Die Vereinbarkeit von Familie und Beruf kann allerdings nicht nur im Anwaltsberuf schwierig werden. Im universitären Umfeld funktioniere das aber immerhin besser als in manchen Großkanzleien, in denen „eine Schwangerschaft einem Karriereende gleichkommen kann“, so Christiane Wendehorst, seit 2008 Universitätsprofessorin für Zivilrecht an der Uni Wien. Was immer noch ein Novum ist – an der Fakultät sind bloß 8,6 Prozent der Professuren von Frauen besetzt.

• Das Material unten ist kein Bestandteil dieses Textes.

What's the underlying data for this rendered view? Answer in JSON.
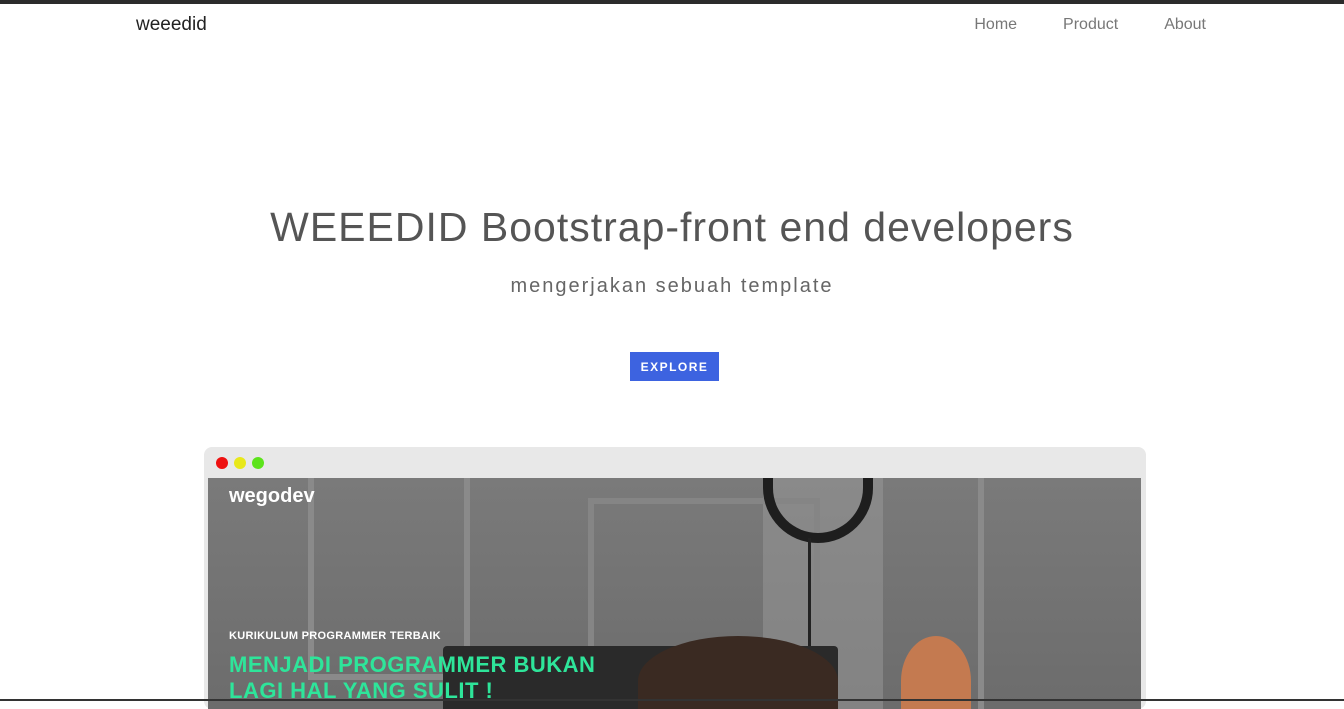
{
  "navbar": {
    "brand": "weeedid",
    "links": [
      "Home",
      "Product",
      "About"
    ]
  },
  "hero": {
    "title_strong": "WEEEDID",
    "title_rest": " Bootstrap-front end developers",
    "subtitle": "mengerjakan sebuah template",
    "button_label": "EXPLORE",
    "button_color": "#3d63e0"
  },
  "preview": {
    "logo": "wegodev",
    "kicker": "KURIKULUM PROGRAMMER TERBAIK",
    "headline": "MENJADI PROGRAMMER BUKAN LAGI HAL YANG SULIT !",
    "headline_color": "#2ee59a",
    "window_dots": [
      "red",
      "yellow",
      "green"
    ]
  }
}
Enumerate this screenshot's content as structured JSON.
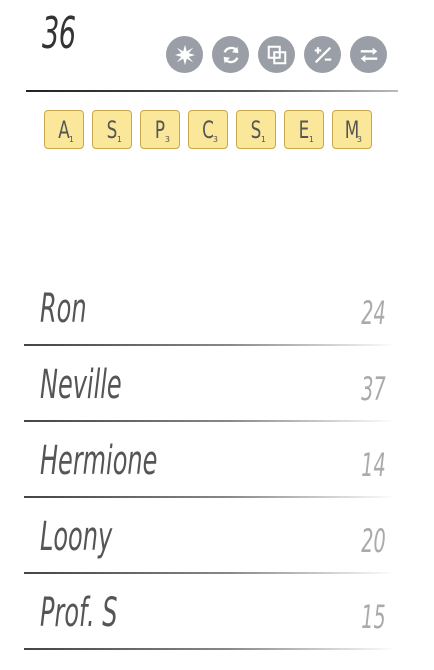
{
  "score": "36",
  "toolbar": {
    "buttons": [
      {
        "icon": "burst-icon"
      },
      {
        "icon": "refresh-icon"
      },
      {
        "icon": "overlap-squares-icon"
      },
      {
        "icon": "percent-icon"
      },
      {
        "icon": "swap-arrows-icon"
      }
    ]
  },
  "rack": [
    {
      "letter": "A",
      "points": "1"
    },
    {
      "letter": "S",
      "points": "1"
    },
    {
      "letter": "P",
      "points": "3"
    },
    {
      "letter": "C",
      "points": "3"
    },
    {
      "letter": "S",
      "points": "1"
    },
    {
      "letter": "E",
      "points": "1"
    },
    {
      "letter": "M",
      "points": "3"
    }
  ],
  "players": [
    {
      "name": "Ron",
      "score": "24"
    },
    {
      "name": "Neville",
      "score": "37"
    },
    {
      "name": "Hermione",
      "score": "14"
    },
    {
      "name": "Loony",
      "score": "20"
    },
    {
      "name": "Prof. S",
      "score": "15"
    }
  ],
  "colors": {
    "tile_fill": "#fae79a",
    "tile_border": "#c9a74a",
    "button_fill": "#9a9ea6"
  }
}
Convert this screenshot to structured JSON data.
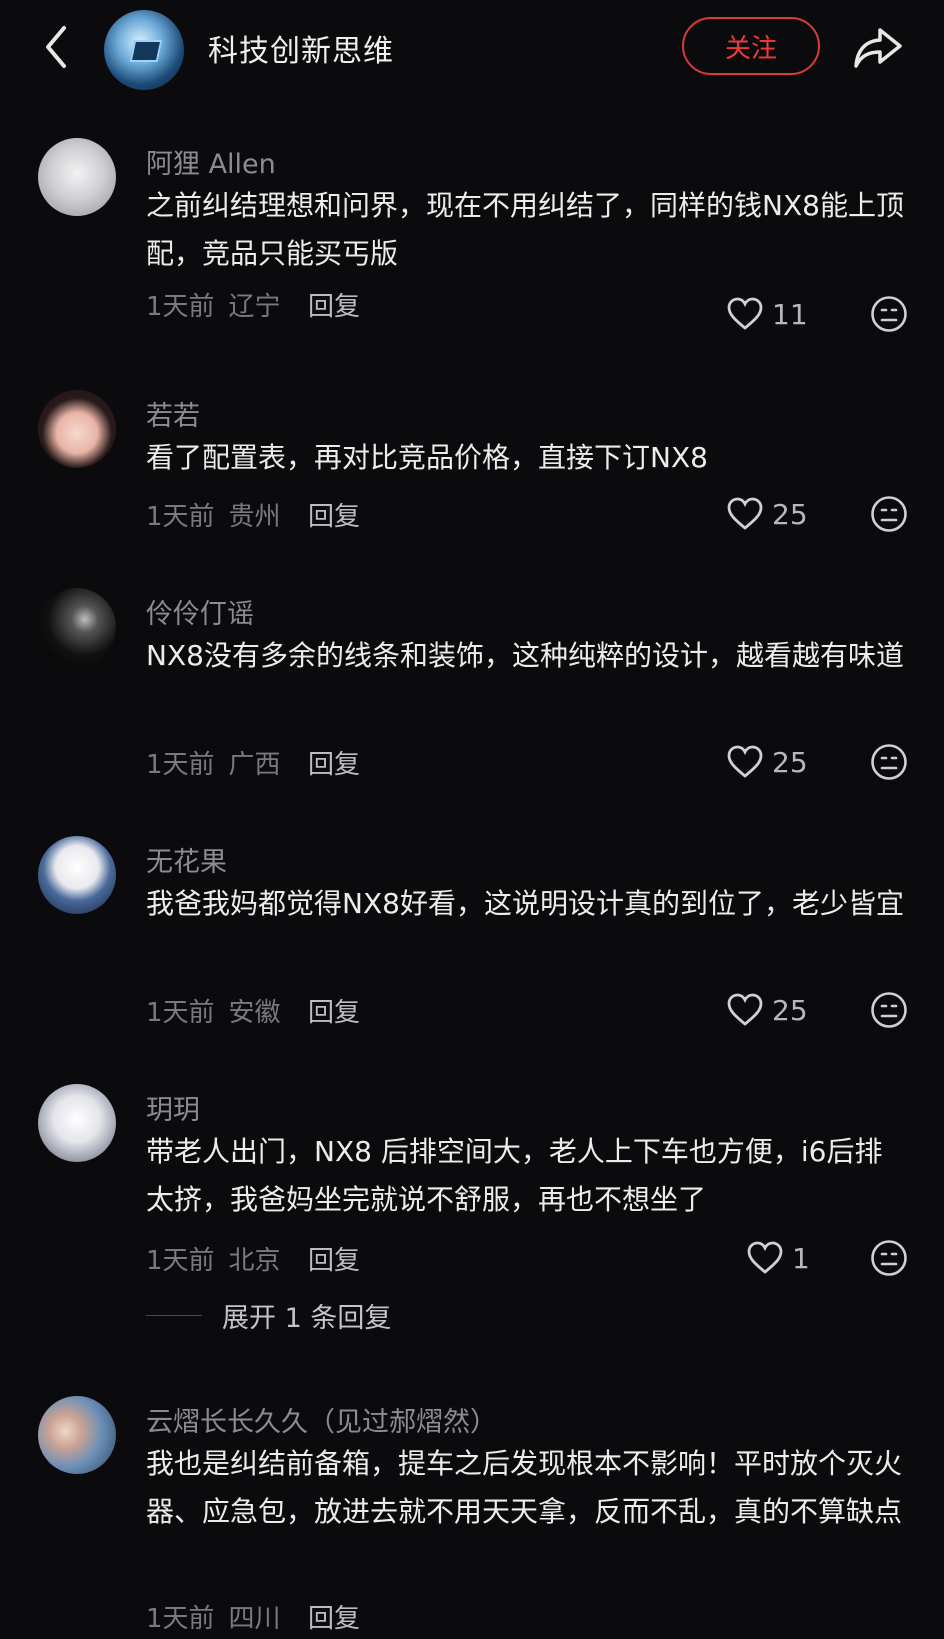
{
  "header": {
    "channel_name": "科技创新思维",
    "follow_label": "关注"
  },
  "comments": [
    {
      "user": "阿狸 Allen",
      "text": "之前纠结理想和问界，现在不用纠结了，同样的钱NX8能上顶配，竞品只能买丐版",
      "time": "1天前",
      "location": "辽宁",
      "reply": "回复",
      "likes": "11"
    },
    {
      "user": "若若",
      "text": "看了配置表，再对比竞品价格，直接下订NX8",
      "time": "1天前",
      "location": "贵州",
      "reply": "回复",
      "likes": "25"
    },
    {
      "user": "伶伶仃谣",
      "text": "NX8没有多余的线条和装饰，这种纯粹的设计，越看越有味道",
      "time": "1天前",
      "location": "广西",
      "reply": "回复",
      "likes": "25"
    },
    {
      "user": "无花果",
      "text": "我爸我妈都觉得NX8好看，这说明设计真的到位了，老少皆宜",
      "time": "1天前",
      "location": "安徽",
      "reply": "回复",
      "likes": "25"
    },
    {
      "user": "玥玥",
      "text": "带老人出门，NX8 后排空间大，老人上下车也方便，i6后排太挤，我爸妈坐完就说不舒服，再也不想坐了",
      "time": "1天前",
      "location": "北京",
      "reply": "回复",
      "likes": "1",
      "expand": "展开 1 条回复"
    },
    {
      "user": "云熠长长久久（见过郝熠然）",
      "text": "我也是纠结前备箱，提车之后发现根本不影响！平时放个灭火器、应急包，放进去就不用天天拿，反而不乱，真的不算缺点",
      "time": "1天前",
      "location": "四川",
      "reply": "回复"
    }
  ],
  "colors": {
    "background": "#0b0b0d",
    "accent": "#f0393c",
    "secondary_text": "#8c8c90"
  }
}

Das liege auch daran, das der Karriereweg sich langwierig gestalten und die Qualifikationsphase bis Mitte 40 andauern könne, meint Wendehorst. Sie wollte Kinder und Karriere bereits in jungen Jahren vereinbaren. Mit 29 Jahren übernahm sie in Deutschland den ersten Lehrstuhl, ein Jahr später folgte der Ruf nach Göttingen, wo sie bis 2008 als Universitätsprofessorin für Bürgerliches Recht tätig war. „Als ich Ende der 90er-Jahre die Vollprofessur übernahm, kam das einem Skandal gleich. Als Frau war ich die ersten Jahre ständigen Anfeindungen ausgesetzt – heute ist so etwas zum Glück undenkbar“, sagt Wendehorst, die inzwischen Mutter von vier Kindern ist. Eine Babypause konnte sie sich nicht leisten. Lediglich beim ersten Kind wollte sie ein halbes Jahr karenzieren, „doch dabei blieben mir 70 Prozent der Arbeit, die ich für null Lohn leistete.“

 

Kreativität gefragt

Mutterschutz, Karenz und Kindergeld waren für Hütthaler-Brandauer ebenfalls Fremdwörter: „Jeweils zwei Wochen nach der Geburt meiner beiden Söhne stand ich wieder in der Kanzlei.“ Als junge Anwältin und Mutter seien Kreativität und Organisationstalent essenzielle Stärken, ist Zimmermann überzeugt: „Ich muss gegenüber meinen Mandanten flexibel sein. Nicht selten brauchen sie kurzfristig rechtliche Beratung, die sich nicht danach richtet, ob ich mein Kind gerade vom Kindergarten abholen muss.“ Gelegentlich müsse sie daher Abende zu Hause für Kanzleiarbeit opfern.

Doch die Begeisterung für die Tätigkeit wiege jeden Stressfaktor auf, sagen die Juristinnen unisono. „Auch wenn man über langjährige Routine verfügt, bleibt die Arbeit vielseitig. Jeder Fall ist individuell“, fügt Hütthaler-Brandauer hinzu.

Als notwendige Stärken einer Rechtsanwältin nennt sie selbstbewusstes Auftreten im Prozessalltag und gute Reaktionsfähigkeit. „Dazu gehört ein gewisses Aggressionspotenzial sowie die Fähigkeit, im Brustton der Überzeugung Situationen und Inhalte zu vertreten. In Summe eher Männern zugeschriebene Attribute“, ergänzt Wendehorst mit einem Schmunzeln. Vielleicht ein Grund, weshalb Frauen im Richterberuf überproportional vertreten seien, wo das Moderieren und Organisieren einen hohen Stellenwert habe – Stärken, die man allgemein Frauen zuschreibe. „Zudem gibt es für Richterinnen geregelte Arbeitszeiten und Karenzzeit.“ Was es dann doch leichter mache, Familie und Beruf unter einen Hut zu bringen.